Could underground music's embrace of the S word be male gaze's end – or its final victory?
God forbid being called a slut, a bitch. A loose woman giving it away to anyone who’ll take it with no regard for virtue, a harpy who can’t keep her silly mouth shut. When you put that way, it sounds a bit old-fashioned. That’s probably why a groundswell of young women performers –the mutant spawn of punk, hip hop and the Internet, with muffs out, gums flapping –could give a damn. Dominique Young Unique is showing her ass, Lady is riding dick like a pro, Junglepussy is hustling her pussy muscle and Brooke Candy just wants to fuck right now. These are women celebrating their sex and being very, very vocal about it.
Hence, another face for Post-feminism, bringing liberal transgression into pop and reclaiming a language that for too long has been used as a mechanism for shame and ridicule, reducing its subjects to a series of misogynistic and heterosexist connotations. Brooke Candy leads the way with her #FagMob entourage as she announces “slut is now a compliment”, while dressed like a bionic stripper with a baby on a leash. Azealia Banks builds on Nicki Minaj’s insistence that assertive women get labeled bitches, by adding a positive bias to the Diva complex with “ratchet bitches make the world go round”, in her ‘L8R’ interlude on Fantasea.
It echoes the beginnings of Third wave feminism with 1994’s “All Women Are Bitches” by Riot Grrrl’s Fifth Column, nearly 15 years earlier. The difference now is that this crop of Feminists doesn’t simply mock the sexist attitudes behind such language through irony, but they coopt that very language as a marker of empowerment. So, while SlutWalks subvert Michael Sanguinetti’s assertions that women who don’t want to be victimized "should avoid dressing like sluts", Brooke Candy announces “slut is now a compliment” while getting topless and making out with girls.
That right there, is not beyond criticism. Grimes spoke out against the male gaze in music when she said, “I'm tired of creeps on message boards discussing whether or not they'd ‘fuck’ me”, and in the realms of Brooke Candy’s ‘sexy feminism’, it can be difficult to distinguish sex positivity and taking ownership of one’s own body from an internalisation of that very objectification.

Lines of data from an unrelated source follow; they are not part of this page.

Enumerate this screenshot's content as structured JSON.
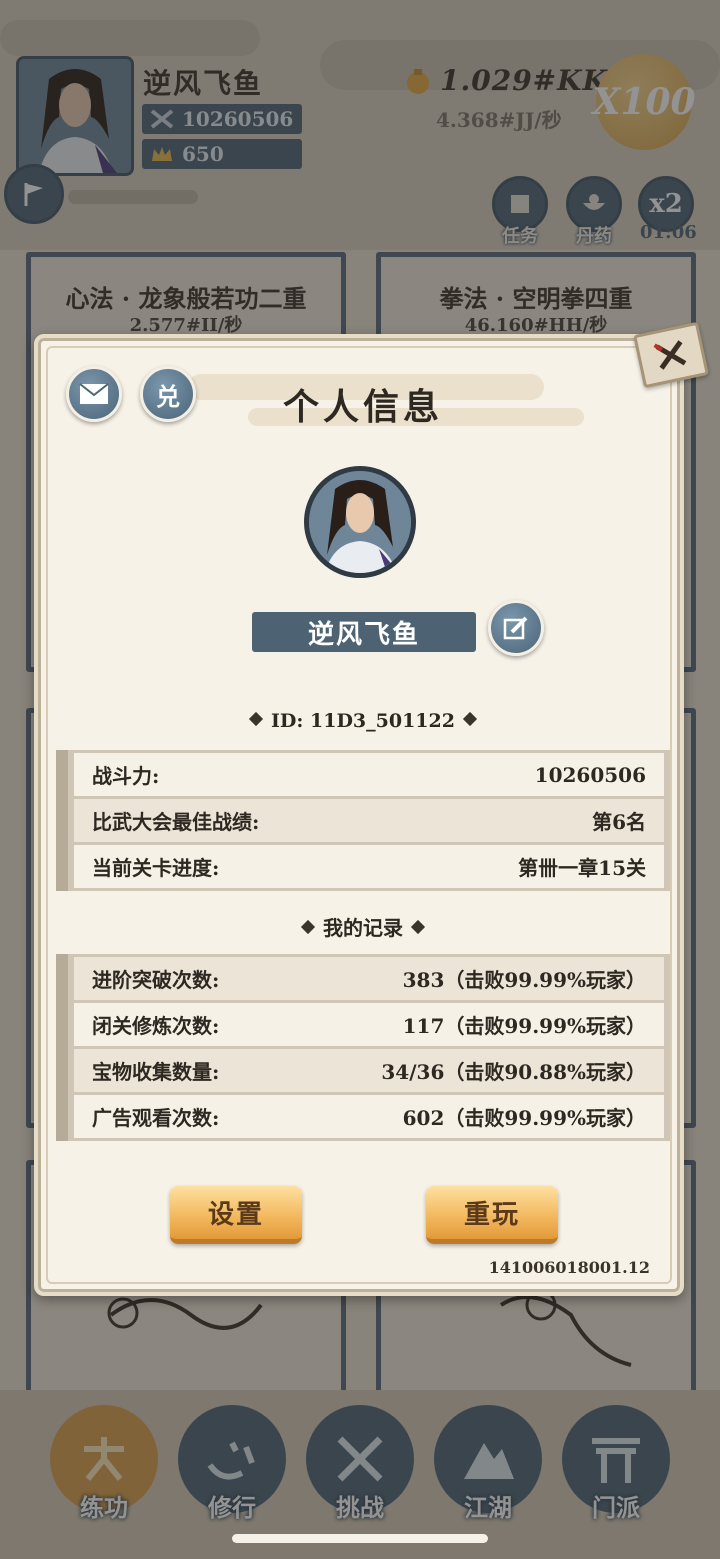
{
  "player": {
    "name": "逆风飞鱼",
    "power": "10260506",
    "crown": "650"
  },
  "currency": {
    "gold": "1.029#KK",
    "rate": "4.368#JJ/秒",
    "multiplier": "X100"
  },
  "top_buttons": {
    "task": "任务",
    "pill": "丹药",
    "x2": "x2",
    "x2_timer": "01:06"
  },
  "skills": [
    {
      "title": "心法 · 龙象般若功二重",
      "rate": "2.577#II/秒"
    },
    {
      "title": "拳法 · 空明拳四重",
      "rate": "46.160#HH/秒"
    }
  ],
  "nav": {
    "items": [
      {
        "label": "练功",
        "icon": "practice-icon",
        "active": true
      },
      {
        "label": "修行",
        "icon": "heart-icon",
        "active": false
      },
      {
        "label": "挑战",
        "icon": "crossed-swords-icon",
        "active": false
      },
      {
        "label": "江湖",
        "icon": "mountain-icon",
        "active": false
      },
      {
        "label": "门派",
        "icon": "gate-icon",
        "active": false
      }
    ]
  },
  "dialog": {
    "title": "个人信息",
    "redeem_label": "兑",
    "name": "逆风飞鱼",
    "id_text": "ID: 11D3_501122",
    "info_rows": [
      {
        "label": "战斗力:",
        "value": "10260506"
      },
      {
        "label": "比武大会最佳战绩:",
        "value": "第6名"
      },
      {
        "label": "当前关卡进度:",
        "value": "第卌一章15关"
      }
    ],
    "records_title": "我的记录",
    "record_rows": [
      {
        "label": "进阶突破次数:",
        "value": "383（击败99.99%玩家）"
      },
      {
        "label": "闭关修炼次数:",
        "value": "117（击败99.99%玩家）"
      },
      {
        "label": "宝物收集数量:",
        "value": "34/36（击败90.88%玩家）"
      },
      {
        "label": "广告观看次数:",
        "value": "602（击败99.99%玩家）"
      }
    ],
    "settings_label": "设置",
    "replay_label": "重玩",
    "version": "141006018001.12"
  },
  "colors": {
    "accent_slate": "#4d6272",
    "gold_button": "#f2b75c",
    "paper": "#f7f2e8"
  }
}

Another troubling aspect of the Brooke Candy persona is the dichotomy of power relations, no longer limited to essentialist ideas of gender but a binary of ‘types’ of people. As a representation and appropriation of typically ‘masculine’ traits Brooke Candy is “bangin’ models in the back” in ‘Everybody Does’ and as we open the gender spectrum, perhaps we should watch what people like Brooke Candy are starting to represent.

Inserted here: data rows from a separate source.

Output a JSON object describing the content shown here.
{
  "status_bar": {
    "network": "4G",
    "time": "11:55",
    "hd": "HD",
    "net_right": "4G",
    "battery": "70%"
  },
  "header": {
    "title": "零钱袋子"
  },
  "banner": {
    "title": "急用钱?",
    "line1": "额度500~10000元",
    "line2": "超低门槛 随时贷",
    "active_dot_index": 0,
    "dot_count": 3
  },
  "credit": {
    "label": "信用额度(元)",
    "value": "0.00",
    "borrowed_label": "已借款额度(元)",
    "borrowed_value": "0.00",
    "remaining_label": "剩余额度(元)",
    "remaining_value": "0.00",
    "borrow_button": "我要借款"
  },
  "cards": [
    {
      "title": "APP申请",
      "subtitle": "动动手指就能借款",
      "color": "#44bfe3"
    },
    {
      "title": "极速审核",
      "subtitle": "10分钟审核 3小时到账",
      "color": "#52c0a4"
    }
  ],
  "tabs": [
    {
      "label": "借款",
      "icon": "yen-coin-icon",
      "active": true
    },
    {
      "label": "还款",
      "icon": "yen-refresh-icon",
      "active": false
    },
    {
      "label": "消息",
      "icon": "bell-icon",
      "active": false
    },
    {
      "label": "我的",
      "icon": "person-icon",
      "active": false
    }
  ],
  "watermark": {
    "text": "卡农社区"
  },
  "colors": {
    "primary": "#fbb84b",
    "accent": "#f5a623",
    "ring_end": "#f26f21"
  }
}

Such Libertarianism isn’t without its problems in terms of the pressures of pornification and cultural insensitivity, but as Third wave feminist founder, Rebecca Walker wrote in her introduction to To Be Real, “prevalent notions of how empowered women look, act, or think is simply another impossible contrivance of perfect womanhood, another scripted role to perform in the name of biology and virtue.” No one is flawless and that’s exactly the point. Just so you know, women cuss, shit and fuck like everyone else and it’s about time we came to terms with that. There are fags, dykes and cunts among us and if you associate any negative associations with the words, then that’s not your prejudice. It’s all of ours.